Audrey Cozzarin, a Norwalk resident, is head of the Norwalk Citizens Traffic Safety Committee, hosts of the upcoming “Driving Mindfully” free event, a unique mix of Meditation and Driver Safety, at Norwalk Public Library on Sat., Sept. 7, 10:00-11:00 A.M. All are welcome. Register at www.norwalkpl.org.
Traffic. One word, many issues. Traffic is the #1 concern of Norwalk residents, according to a 2018 finding by the Plan of Conservation and Development Committee. Congestion on our highways and local roads remains a challenge.
Motorists, pedestrians, and bicyclists share the road, and we all experience the danger of unsafe behavior: Speeding, running red lights, blowing through stop signs, tailgating, jay-walking, bicycling on the wrong side of the road, etc. In Norwalk and our region, these are daily occurrences.
What can be done to address this behavior and make our roads safer? It starts with me, you, each individual. We have a choice to “get centered” before we turn the key, deciding to be mindful before we start out on our journey.
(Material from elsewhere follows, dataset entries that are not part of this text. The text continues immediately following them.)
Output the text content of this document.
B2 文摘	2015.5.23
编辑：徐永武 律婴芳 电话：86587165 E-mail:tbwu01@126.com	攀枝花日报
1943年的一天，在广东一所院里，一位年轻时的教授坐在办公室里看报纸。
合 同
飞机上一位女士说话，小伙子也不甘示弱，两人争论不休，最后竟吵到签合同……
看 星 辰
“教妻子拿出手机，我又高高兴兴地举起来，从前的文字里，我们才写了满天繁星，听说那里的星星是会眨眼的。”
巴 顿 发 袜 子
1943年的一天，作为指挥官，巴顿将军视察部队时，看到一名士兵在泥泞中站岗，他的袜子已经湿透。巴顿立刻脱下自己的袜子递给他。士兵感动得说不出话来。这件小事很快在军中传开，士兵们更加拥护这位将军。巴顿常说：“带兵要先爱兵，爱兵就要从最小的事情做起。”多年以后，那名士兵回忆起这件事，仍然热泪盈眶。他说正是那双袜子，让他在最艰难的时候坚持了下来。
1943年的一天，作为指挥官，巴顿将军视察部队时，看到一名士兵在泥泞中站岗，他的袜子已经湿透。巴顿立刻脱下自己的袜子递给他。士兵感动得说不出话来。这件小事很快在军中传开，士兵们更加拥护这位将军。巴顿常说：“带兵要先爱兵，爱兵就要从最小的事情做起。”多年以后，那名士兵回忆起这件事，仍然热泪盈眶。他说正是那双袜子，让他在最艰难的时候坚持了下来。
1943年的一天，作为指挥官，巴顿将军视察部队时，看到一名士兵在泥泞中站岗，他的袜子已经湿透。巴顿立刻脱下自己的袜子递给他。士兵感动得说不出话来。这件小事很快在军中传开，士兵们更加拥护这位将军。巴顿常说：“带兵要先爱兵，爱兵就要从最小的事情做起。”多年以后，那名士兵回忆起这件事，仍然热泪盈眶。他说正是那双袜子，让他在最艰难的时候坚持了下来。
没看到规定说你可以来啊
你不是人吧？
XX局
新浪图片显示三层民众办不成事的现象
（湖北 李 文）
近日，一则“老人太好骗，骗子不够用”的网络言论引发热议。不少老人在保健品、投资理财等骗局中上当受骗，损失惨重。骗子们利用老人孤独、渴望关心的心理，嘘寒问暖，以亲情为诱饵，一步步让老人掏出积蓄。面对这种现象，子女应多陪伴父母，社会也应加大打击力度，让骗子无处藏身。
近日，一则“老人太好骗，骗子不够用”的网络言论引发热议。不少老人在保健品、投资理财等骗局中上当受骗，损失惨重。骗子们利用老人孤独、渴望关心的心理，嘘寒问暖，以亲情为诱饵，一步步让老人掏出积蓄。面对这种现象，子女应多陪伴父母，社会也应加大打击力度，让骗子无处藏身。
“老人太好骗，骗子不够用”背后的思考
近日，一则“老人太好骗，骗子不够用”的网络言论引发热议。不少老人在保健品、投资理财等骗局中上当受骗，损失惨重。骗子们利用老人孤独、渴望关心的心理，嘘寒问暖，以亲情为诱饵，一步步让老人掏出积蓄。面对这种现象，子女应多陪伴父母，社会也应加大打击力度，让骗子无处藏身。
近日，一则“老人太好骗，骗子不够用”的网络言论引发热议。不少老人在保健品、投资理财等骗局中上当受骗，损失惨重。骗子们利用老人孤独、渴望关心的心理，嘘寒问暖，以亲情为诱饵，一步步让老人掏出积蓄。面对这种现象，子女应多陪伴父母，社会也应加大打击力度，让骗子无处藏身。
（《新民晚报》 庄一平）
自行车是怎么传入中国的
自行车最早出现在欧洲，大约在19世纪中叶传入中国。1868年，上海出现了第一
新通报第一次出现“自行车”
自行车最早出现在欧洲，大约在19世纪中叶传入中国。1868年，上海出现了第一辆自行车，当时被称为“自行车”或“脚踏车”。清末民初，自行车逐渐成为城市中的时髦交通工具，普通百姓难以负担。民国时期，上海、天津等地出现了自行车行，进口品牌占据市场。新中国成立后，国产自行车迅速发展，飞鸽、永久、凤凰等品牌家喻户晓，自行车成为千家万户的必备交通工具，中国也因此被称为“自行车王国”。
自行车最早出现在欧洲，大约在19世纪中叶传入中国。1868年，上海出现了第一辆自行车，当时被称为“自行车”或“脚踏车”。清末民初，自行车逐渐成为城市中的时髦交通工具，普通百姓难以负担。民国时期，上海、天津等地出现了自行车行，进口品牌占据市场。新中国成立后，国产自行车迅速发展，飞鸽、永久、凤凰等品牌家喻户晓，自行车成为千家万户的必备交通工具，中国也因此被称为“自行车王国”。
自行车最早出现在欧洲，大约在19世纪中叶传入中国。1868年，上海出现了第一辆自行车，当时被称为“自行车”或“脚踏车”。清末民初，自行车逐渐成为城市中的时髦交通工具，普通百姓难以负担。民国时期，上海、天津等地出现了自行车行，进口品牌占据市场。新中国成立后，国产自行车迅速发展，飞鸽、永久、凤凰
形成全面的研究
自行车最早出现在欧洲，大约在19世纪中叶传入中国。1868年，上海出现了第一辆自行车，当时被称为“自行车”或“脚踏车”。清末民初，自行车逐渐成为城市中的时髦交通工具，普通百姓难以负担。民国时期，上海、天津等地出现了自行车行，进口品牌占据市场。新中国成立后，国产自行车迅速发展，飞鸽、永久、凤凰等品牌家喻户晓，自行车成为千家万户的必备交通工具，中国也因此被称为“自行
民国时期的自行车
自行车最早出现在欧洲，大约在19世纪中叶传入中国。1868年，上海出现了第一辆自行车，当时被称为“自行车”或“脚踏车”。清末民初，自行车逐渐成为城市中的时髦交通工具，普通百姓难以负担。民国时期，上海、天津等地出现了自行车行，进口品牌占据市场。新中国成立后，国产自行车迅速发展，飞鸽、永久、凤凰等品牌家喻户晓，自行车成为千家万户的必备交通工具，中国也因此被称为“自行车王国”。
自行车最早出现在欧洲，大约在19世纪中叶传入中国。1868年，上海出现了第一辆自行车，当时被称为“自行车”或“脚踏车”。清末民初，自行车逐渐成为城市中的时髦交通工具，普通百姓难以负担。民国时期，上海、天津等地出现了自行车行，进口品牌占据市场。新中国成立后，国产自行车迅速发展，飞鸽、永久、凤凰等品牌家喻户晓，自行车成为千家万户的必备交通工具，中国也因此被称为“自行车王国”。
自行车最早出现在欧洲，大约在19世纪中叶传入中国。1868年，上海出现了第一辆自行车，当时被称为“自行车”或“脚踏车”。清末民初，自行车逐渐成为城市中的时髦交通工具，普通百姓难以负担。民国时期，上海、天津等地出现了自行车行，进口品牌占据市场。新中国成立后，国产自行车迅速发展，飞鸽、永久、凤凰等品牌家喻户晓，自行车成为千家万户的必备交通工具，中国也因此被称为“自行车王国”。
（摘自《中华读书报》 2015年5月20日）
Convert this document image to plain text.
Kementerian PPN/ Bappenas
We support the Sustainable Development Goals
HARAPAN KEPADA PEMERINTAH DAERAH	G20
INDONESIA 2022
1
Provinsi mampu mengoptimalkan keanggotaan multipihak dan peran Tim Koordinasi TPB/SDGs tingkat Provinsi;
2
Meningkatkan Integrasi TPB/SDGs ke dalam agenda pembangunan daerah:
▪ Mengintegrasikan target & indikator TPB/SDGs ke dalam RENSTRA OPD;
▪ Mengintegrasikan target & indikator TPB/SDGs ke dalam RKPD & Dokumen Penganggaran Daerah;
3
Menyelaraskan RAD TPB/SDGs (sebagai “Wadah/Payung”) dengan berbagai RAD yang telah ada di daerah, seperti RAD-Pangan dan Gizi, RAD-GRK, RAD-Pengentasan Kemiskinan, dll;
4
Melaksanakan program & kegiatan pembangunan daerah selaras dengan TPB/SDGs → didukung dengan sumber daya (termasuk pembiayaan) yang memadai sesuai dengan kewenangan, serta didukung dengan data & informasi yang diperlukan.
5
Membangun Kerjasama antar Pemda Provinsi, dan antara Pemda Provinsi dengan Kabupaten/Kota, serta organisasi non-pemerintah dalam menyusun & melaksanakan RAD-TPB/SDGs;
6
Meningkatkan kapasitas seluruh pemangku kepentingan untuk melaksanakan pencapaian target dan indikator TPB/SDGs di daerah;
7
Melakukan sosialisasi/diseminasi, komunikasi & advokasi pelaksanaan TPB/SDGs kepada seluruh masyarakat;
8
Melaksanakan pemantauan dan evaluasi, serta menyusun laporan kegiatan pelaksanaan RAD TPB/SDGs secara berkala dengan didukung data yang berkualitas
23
When I am in a hurry, I realize I may be driving over the speed limit. When I’m angry at another motorist who just ran a red light, I cause my own blood pressure to rise, injuring myself. Becoming aware that I need to pay better attention (to speed limits, to those around me on the road) as well as control my own emotions (for better quality of life), I see how it affects my community in a positive way. I tend not to see others as in my way, and no longer treat time as if it is an enemy. If our minds are on our “to-do” lists, worries, relationships, politics, and other societal stressors, we are not paying attention to what we are doing in the moment. When we are driving 2-ton metal objects that can injure and kill, we must be fully present.
Meditation, mindfulness and breathing skills, and contemplative prayer are ways to calm the mind and soul, which soothe the emotions. They keep you awake and alert, in the here and now, and allow you to treat others with greater compassion. Not making excuses for poor driver behavior, but letting it go and being a better driver yourself because of it. Living by example. Join me in this.
Try driving the speed limit for one day. Follow the traffic laws flawlessly. See how that feels. Observe how others on the road behave around you as you practice this. Remember to “hang up and drive.” Safe driving starts with you, me, and each of us.
Ideally, Norwalk may become a more “walk-able, bike-able” city, quieter and friendlier, allowing everyone to enjoy life more. However, without resolving driver behavior and traffic issues, they are in danger. Get centered before you drive. It may save a life. Your own.